Самым подозрительным, на ее взгляд, было то, что ни один из братьев Барле не начал жить нормальной жизнью после мнимого исчезновения Авроры.

– По правде говоря, подумай сама: они ловко прячут девушку, закрывают ее в роскошной квартире, стирают все следы ее существования… И в течение стольких лет никто из них не заводит вообще никаких длительных отношений? Все это полный бред. Либо они тебе не говорят правды об истории их любовных отношений за последние двадцать лет, либо они продолжали видеться с ней.

– Возможно, – уклончиво ответила я.

– Ты понимаешь, что я имею в виду: не просто для того, чтобы принести ей почту или цветы…

– Да, я поняла.

– Черт возьми, я не могу поверить, что Дэвид спал со своей собственной сестрой… Этот тип никогда не слыхал об инцесте?

Чтобы прогнать картинку, появившуюся в моем воображении, и чтобы закрыть тему, я рассказала ей о призрачном появлении Авроры в кадре фильма «Незнакомка из Парижа». Мы начали обсуждать отрицательные отзывы, которые этот фильм получил от кинокритиков, как вдруг внезапно возле нашего столика появился Франсуа.

– Дамы! – воскликнул он игривым тоном.

– Франсуа… Присаживайтесь, пожалуйста.

Чтобы спастись от жары, он надел свой летний прикид городского исследователя, который я уже видела на нем: белые брюки, льняная рубашка и кремовая панама, прикрывающая лысеющую макушку.

– Итак, – вновь заговорил Маршадо, – мадемуазель… – он жадно охватил быстрым взглядом фигуру Сони, затем снова повернулся ко мне, – и теперь уже мадам.

Я почти забыла о том, что он присутствовал на нашей свадьбе, где я его видела лишь мельком в толпе гостей, за туманной завесой моего взора, измененного воздействием снотворного.

Сейчас Маршадо сидел прямо передо мной, и я заметила, что он успел насладиться лучами солнца, которые окрасили его лицо красноватым загаром.
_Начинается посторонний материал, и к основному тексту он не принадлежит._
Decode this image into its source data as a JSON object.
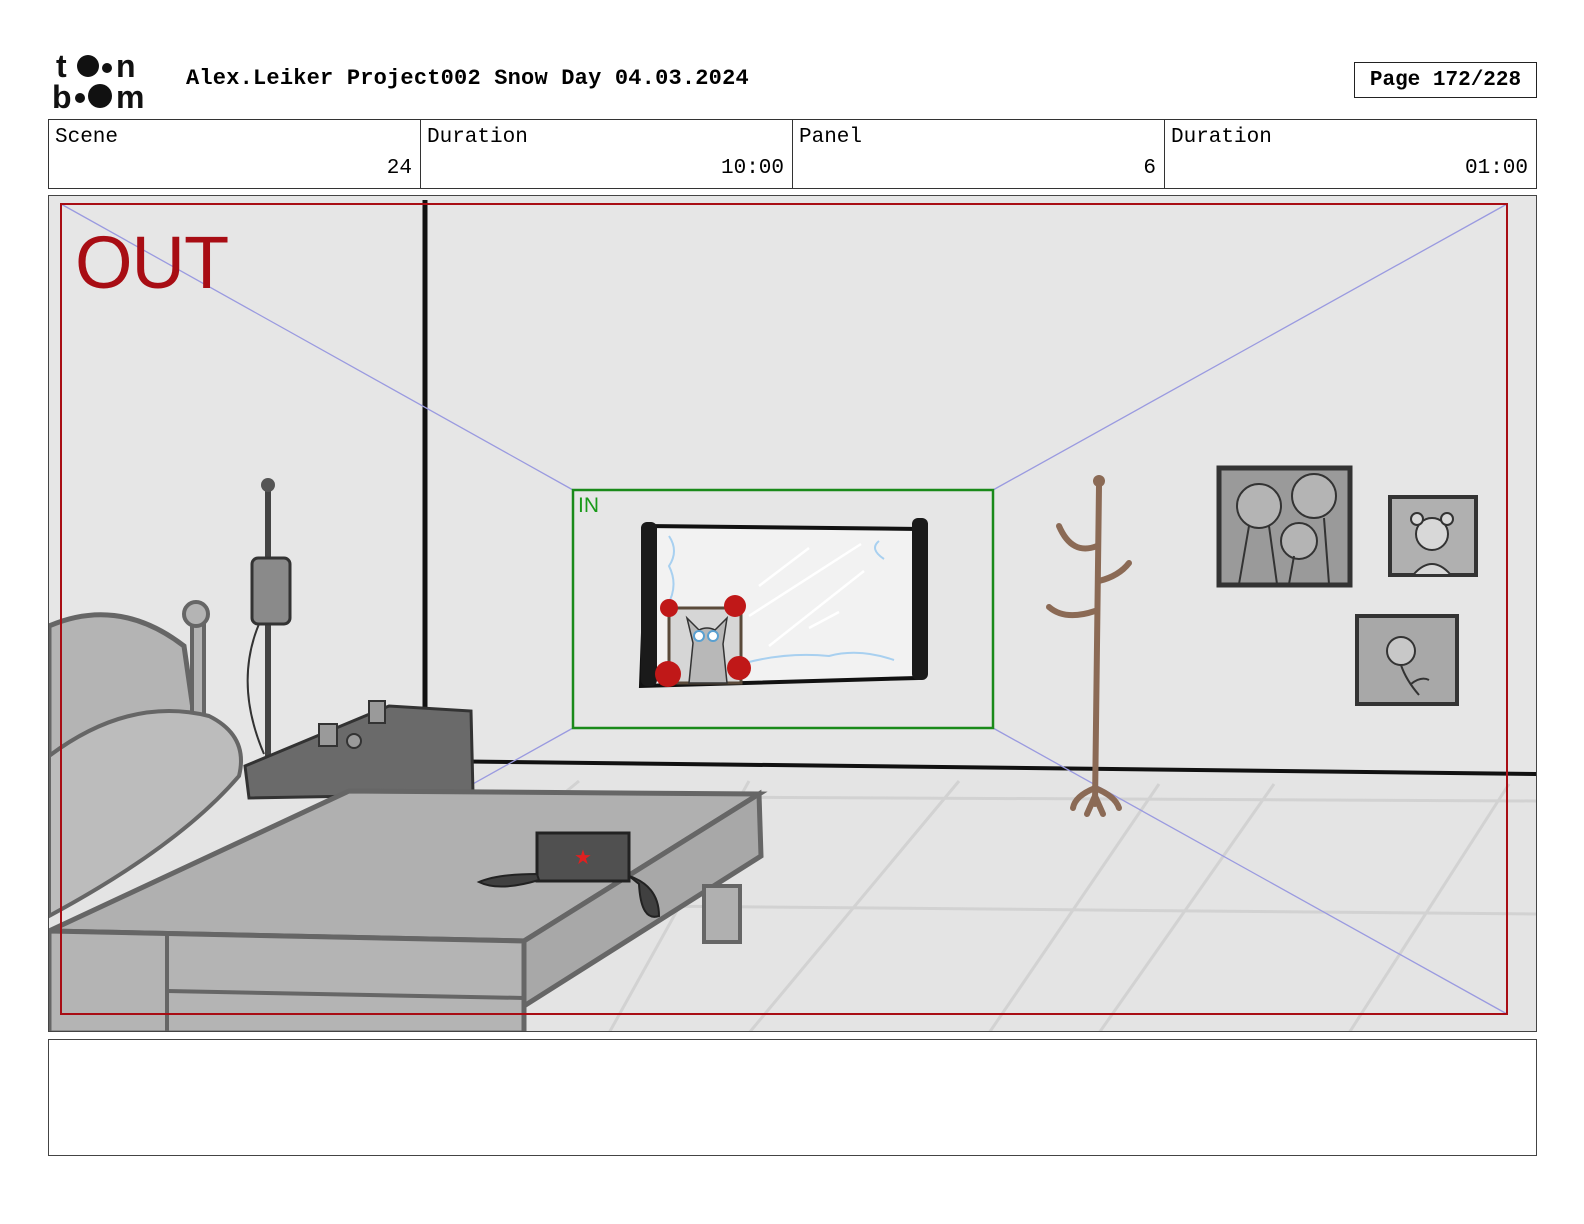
{
  "header": {
    "logo_text": "toon boom",
    "title": "Alex.Leiker Project002 Snow Day 04.03.2024",
    "page": "Page 172/228"
  },
  "info": {
    "scene_label": "Scene",
    "scene_value": "24",
    "scene_duration_label": "Duration",
    "scene_duration_value": "10:00",
    "panel_label": "Panel",
    "panel_value": "6",
    "panel_duration_label": "Duration",
    "panel_duration_value": "01:00"
  },
  "panel": {
    "out_label": "OUT",
    "in_label": "IN",
    "colors": {
      "out_frame": "#a80d14",
      "in_frame": "#1a8a1a",
      "guides": "#8c8ce0",
      "wall": "#e6e6e6",
      "bed": "#b4b4b4",
      "coat_rack": "#8b6a55",
      "roses": "#c01818",
      "curtain_lace": "#a8d0f0"
    }
  },
  "notes": {
    "text": ""
  }
}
Должно быть, он прекрасно провел время в Бретани…

– А, точно, – воскликнула я. – Вы двое, вы ведь уже знакомы. Вы встречались на нашей свадьбе.

– Мы даже танцевали зажигательный рок-н‑ролл, – добавил Маршадо.
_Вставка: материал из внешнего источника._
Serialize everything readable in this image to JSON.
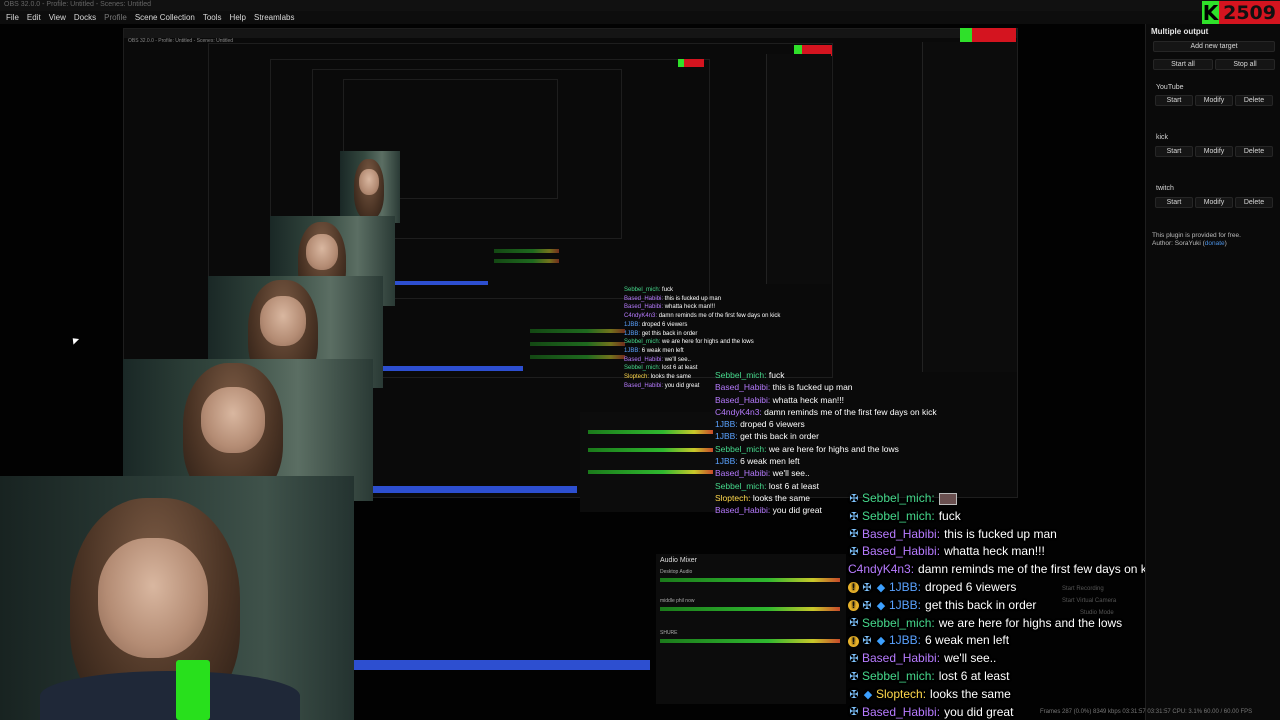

Соня, казалось, не разделяла его воодушевления, ограничившись утвердительным кивком и натянутой улыбкой. Я никогда не видела ее такой смущенной, почти запуганной.

Что произошло после нашего поспешного отъезда? До которого часа продолжалось празднование? Луи никогда не рассказывал мне об этом, разве только что-то вкратце, по нескольким слухам. А Франсуа рассказал мне о своей симпатии к моей подруге еще во время нашей встречи в кафе «Марли», когда он увидел ее фотографию в моем мобильнике. Возможно, в тот памятный вечер, когда он был уже свободен от своих супружеских обязательств (по крайней мере, я так предположила), он нахально приставал к Соне? Наверное, он узнал о ее прошлом в агентстве и позволил себе обратиться к ней напрямую, без церемоний? Однако это еще не худший вариант, Соня сама могла наброситься с жадностью на такой лакомый кусок…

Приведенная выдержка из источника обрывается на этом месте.